I was searching for a thread in Hackman’s movies, and for a while I wasn’t sure I’d find one. Unlike his contemporaries Dustin Hoffman and Robert Duvall — Hackman’s running mates in the late-’50s/early-’60s New York City theater scene, and the other defining examples of the “not quite a leading man, not quite a character actor” type — Hackman didn’t have passion projects. When Hackman had the clout to function as the reigning auteur on set, he chose not to take advantage.

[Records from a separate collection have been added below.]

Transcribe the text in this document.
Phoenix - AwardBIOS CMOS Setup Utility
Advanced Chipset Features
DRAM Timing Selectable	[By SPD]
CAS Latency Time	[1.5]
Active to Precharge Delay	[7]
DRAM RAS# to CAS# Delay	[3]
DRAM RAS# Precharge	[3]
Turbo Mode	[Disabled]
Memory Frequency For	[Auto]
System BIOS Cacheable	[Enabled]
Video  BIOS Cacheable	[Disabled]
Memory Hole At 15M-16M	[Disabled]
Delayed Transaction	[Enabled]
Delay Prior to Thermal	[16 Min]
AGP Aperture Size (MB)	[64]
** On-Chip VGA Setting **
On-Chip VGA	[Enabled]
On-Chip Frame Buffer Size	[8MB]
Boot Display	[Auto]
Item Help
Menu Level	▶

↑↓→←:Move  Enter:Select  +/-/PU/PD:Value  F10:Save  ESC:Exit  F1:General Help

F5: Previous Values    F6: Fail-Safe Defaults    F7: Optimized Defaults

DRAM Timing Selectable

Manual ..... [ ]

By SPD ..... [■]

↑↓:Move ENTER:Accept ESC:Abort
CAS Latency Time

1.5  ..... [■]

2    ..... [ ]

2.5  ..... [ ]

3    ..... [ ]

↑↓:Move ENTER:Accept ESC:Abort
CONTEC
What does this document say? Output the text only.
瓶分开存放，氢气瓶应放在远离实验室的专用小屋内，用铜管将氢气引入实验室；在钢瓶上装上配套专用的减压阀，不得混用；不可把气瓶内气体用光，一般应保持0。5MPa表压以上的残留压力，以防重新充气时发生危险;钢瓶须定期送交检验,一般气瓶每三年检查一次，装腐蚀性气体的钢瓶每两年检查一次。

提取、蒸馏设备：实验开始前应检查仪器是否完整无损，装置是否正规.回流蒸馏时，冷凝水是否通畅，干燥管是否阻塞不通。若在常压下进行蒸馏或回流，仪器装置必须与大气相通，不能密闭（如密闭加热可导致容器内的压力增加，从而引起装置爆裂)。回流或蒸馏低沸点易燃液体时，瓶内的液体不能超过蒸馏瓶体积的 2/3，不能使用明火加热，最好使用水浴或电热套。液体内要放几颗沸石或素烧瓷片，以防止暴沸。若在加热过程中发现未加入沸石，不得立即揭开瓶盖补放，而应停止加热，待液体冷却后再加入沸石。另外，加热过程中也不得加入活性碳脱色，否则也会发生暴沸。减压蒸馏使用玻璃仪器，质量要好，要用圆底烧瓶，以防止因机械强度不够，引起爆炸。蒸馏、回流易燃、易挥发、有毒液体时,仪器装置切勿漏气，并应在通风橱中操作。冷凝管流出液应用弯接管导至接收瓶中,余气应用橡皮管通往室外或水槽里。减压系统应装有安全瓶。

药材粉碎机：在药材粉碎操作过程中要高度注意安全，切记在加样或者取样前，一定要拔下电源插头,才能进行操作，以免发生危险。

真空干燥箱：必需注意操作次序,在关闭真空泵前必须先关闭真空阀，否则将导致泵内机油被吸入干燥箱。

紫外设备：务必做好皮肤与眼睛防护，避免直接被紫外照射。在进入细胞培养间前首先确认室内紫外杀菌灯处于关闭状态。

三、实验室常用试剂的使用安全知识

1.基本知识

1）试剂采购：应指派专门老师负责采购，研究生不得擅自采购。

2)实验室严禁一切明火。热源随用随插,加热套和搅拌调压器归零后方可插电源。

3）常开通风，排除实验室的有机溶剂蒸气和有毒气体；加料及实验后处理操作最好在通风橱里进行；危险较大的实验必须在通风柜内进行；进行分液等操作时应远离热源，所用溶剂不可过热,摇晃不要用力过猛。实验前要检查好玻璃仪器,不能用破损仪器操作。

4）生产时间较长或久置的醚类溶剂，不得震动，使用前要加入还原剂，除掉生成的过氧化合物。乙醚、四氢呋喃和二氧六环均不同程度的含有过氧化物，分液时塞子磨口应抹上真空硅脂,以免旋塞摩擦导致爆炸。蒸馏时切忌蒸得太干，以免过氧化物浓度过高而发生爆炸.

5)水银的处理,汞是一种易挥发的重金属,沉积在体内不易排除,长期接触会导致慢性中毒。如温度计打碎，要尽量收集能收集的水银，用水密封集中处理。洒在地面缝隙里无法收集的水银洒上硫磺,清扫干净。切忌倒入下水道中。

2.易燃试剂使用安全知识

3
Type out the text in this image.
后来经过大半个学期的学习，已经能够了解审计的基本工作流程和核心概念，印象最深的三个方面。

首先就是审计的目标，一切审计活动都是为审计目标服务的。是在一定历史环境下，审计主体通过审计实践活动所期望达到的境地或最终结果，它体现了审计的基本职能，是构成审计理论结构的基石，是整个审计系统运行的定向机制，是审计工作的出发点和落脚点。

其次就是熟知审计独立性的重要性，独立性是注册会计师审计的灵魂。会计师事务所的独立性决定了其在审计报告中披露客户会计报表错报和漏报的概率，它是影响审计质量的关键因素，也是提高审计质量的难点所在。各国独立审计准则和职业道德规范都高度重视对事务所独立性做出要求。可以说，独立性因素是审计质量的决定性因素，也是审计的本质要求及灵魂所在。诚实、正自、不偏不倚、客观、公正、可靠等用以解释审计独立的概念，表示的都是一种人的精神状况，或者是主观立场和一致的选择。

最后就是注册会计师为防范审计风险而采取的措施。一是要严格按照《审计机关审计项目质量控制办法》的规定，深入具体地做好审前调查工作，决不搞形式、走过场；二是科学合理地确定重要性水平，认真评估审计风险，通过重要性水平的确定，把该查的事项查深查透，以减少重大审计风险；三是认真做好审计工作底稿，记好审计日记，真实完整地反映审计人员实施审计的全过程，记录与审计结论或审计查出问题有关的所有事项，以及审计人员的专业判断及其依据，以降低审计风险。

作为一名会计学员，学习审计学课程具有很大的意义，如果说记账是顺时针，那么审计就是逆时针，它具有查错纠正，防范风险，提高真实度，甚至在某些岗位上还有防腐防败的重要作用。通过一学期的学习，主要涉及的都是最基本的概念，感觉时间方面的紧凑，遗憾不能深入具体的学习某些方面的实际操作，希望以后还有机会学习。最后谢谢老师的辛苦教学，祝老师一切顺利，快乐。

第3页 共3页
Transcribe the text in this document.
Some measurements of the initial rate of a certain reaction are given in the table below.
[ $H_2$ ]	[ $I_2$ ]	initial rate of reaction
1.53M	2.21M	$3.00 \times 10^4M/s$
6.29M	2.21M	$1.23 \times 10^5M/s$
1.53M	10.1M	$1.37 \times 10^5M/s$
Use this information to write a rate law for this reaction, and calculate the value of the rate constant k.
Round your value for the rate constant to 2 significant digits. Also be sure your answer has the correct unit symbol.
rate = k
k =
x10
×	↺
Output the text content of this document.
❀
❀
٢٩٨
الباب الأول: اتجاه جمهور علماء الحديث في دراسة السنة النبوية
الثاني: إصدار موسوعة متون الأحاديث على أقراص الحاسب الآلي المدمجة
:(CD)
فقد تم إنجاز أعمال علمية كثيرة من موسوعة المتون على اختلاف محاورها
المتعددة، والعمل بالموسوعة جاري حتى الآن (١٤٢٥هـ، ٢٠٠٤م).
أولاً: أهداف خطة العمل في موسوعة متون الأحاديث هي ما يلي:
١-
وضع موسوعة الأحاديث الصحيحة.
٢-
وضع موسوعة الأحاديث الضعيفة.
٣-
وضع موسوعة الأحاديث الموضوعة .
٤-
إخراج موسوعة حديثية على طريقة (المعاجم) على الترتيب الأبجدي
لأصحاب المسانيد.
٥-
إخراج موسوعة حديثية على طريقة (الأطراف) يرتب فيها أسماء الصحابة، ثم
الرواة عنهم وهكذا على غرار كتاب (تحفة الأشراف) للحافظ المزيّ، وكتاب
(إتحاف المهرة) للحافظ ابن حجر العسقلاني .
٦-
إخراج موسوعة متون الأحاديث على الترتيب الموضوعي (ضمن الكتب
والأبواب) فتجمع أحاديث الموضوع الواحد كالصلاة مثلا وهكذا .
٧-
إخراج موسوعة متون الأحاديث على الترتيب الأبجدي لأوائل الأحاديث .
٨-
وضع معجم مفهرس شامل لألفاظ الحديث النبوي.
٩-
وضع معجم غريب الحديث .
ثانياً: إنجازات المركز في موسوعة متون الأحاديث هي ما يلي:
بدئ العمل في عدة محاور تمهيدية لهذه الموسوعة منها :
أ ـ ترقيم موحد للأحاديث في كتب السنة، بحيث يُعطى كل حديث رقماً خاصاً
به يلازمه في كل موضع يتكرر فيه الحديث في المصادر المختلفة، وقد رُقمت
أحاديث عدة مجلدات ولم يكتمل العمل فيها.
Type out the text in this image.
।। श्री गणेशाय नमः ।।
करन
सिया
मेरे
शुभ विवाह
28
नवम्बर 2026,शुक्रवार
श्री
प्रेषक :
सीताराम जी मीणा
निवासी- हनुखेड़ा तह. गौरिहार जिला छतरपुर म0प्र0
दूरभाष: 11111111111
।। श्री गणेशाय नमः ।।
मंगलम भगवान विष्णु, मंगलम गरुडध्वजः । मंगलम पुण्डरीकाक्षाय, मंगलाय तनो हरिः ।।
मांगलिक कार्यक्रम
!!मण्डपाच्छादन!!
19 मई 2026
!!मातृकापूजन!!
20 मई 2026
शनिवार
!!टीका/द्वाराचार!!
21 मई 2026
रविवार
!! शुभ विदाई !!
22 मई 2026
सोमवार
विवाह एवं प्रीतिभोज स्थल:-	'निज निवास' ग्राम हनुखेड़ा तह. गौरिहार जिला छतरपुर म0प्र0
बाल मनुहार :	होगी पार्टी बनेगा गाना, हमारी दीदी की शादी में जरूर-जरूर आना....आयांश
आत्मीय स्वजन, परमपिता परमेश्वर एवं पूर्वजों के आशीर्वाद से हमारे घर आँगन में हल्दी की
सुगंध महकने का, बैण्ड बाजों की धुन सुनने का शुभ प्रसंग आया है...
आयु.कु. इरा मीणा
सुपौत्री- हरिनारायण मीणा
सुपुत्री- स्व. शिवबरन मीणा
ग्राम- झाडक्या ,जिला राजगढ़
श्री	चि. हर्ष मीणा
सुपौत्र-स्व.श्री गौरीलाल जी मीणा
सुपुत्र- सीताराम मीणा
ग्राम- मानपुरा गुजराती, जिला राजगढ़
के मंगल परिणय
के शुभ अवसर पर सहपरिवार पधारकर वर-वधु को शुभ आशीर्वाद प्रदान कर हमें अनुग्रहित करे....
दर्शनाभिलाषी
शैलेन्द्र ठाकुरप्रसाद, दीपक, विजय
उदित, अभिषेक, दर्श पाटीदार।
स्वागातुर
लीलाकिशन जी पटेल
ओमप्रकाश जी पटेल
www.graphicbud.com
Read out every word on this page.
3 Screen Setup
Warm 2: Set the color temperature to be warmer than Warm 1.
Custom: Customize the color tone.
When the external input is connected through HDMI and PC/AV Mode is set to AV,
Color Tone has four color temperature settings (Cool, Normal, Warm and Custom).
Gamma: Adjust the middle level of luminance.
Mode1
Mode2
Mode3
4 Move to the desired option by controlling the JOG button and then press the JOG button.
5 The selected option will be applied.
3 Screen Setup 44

He instead approached the material as a craftsman-for-hire — speak the lines as written, get the story across, execute the take, cash the check. When asked by GQ in 2011 what he wanted his epitaph to be, Hackman was customarily humble: “He tried.”

Nevertheless, there is a thematic link in Hackman’s movies, and it doesn’t square with the word most often used to describe him: Everyman. On the contrary, Hackman played exceptionalists — cops, lawyers, coaches, military leaders, heads of industry, Lex Luthor. For more than 30 years, people bought movie tickets to watch Hackman take charge. He was a molder of men: Hackman taught Redford how to ski, DiCaprio how to shoot, and Keanu how to play quarterback.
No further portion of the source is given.